Further strengthening our study were efforts undertaken to share our findings, including quotations from participants, with a different group of participants in a follow-up study of a psychosocial intervention for people living with SLC after cancer. These participants verified that the themes of the present project were congruent with their experiences, providing an indication of the trustworthiness of the data. One more strength of our study is that the report was also shared with two SLC experts—one a patient who was a participant in the present study, also a leading advocate for lymphedema care in Canada, and the other a physician whose lymphedema clinic is internationally recognized. Both agreed that the findings are reflective of their experiences and illustrative of their work (e.g., consistent with inquiries received to a provincial help line).

While researchers are beginning to explore the psychosocial impact of SLC, this work is original because loss has not been explicitly explored.
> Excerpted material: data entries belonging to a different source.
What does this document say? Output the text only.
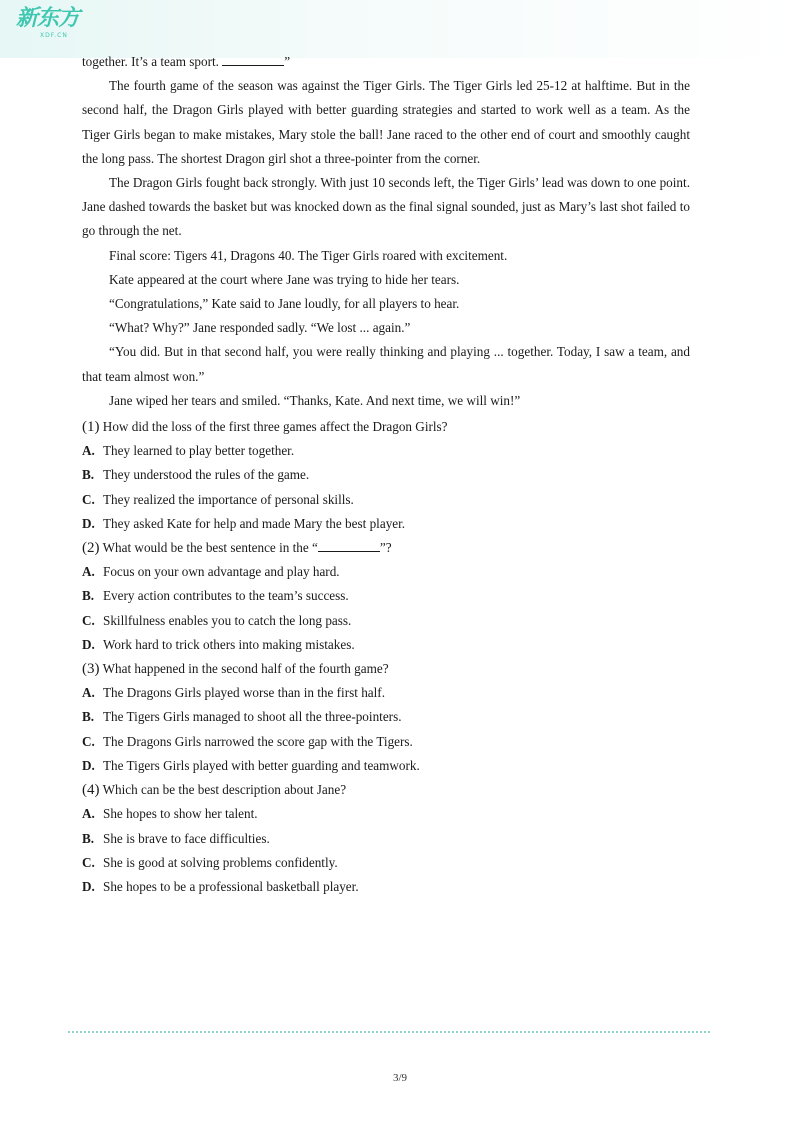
新东方
XDF.CN

together. It’s a team sport.	”

The fourth game of the season was against the Tiger Girls. The Tiger Girls led 25-12 at halftime. But in the second half, the Dragon Girls played with better guarding strategies and started to work well as a team. As the Tiger Girls began to make mistakes, Mary stole the ball! Jane raced to the other end of court and smoothly caught the long pass. The shortest Dragon girl shot a three-pointer from the corner.

The Dragon Girls fought back strongly. With just 10 seconds left, the Tiger Girls’ lead was down to one point. Jane dashed towards the basket but was knocked down as the final signal sounded, just as Mary’s last shot failed to go through the net.

Final score: Tigers 41, Dragons 40. The Tiger Girls roared with excitement.

Kate appeared at the court where Jane was trying to hide her tears.

“Congratulations,” Kate said to Jane loudly, for all players to hear.

“What? Why?” Jane responded sadly. “We lost ... again.”

“You did. But in that second half, you were really thinking and playing ... together. Today, I saw a team, and that team almost won.”

Jane wiped her tears and smiled. “Thanks, Kate. And next time, we will win!”

(1) How did the loss of the first three games affect the Dragon Girls?

A. They learned to play better together.

B. They understood the rules of the game.

C. They realized the importance of personal skills.

D. They asked Kate for help and made Mary the best player.

(2) What would be the best sentence in the “	”?

A. Focus on your own advantage and play hard.

B. Every action contributes to the team’s success.

C. Skillfulness enables you to catch the long pass.

D. Work hard to trick others into making mistakes.

(3) What happened in the second half of the fourth game?

A. The Dragons Girls played worse than in the first half.

B. The Tigers Girls managed to shoot all the three-pointers.

C. The Dragons Girls narrowed the score gap with the Tigers.

D. The Tigers Girls played with better guarding and teamwork.

(4) Which can be the best description about Jane?

A. She hopes to show her talent.

B. She is brave to face difficulties.

C. She is good at solving problems confidently.

D. She hopes to be a professional basketball player.

3/9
Also, to the best of our knowledge, the concept of (in)visibility, while examined in relation to other marginalized populations, has not been connected to experiences of SLC.

Conclusion

Study participants demonstrate both the invisibility and visibility of the impact of SLC, as well as the types of losses they experienced as a result. Opportunities (i.e., community-based workshops and other interventions) to make this condition and the associated emotions visible could be highly beneficial to cancer survivors with SLC, especially since there are currently few resources available to assist with the psychosocial adjustments necessary to living well despite various limitations and constraints. Our research demonstrates important directions for empathic care, but also for setting priorities for psychosocial support and cancer rehabilitation more broadly. In-depth knowledge of SLC could also support the actual development of new and more holistic initiatives in cancer rehabilitation.

Footnotes

1

It should be noted that not all Canadian provinces provide coverage through public health insurance for compression garments (e.g., at the time of data collection, Ontario did, but Quebec did not). While Canada has a national health care system, it is administered provincially, which accounts for some of the disparities in coverage.

Conflict of interest and funding

This research was undertaken, in part, thanks to funding from the Canada Research Chairs program—Roanne Thomas is a Canada Research Chair in Qualitative Health Research with Marginalized Populations.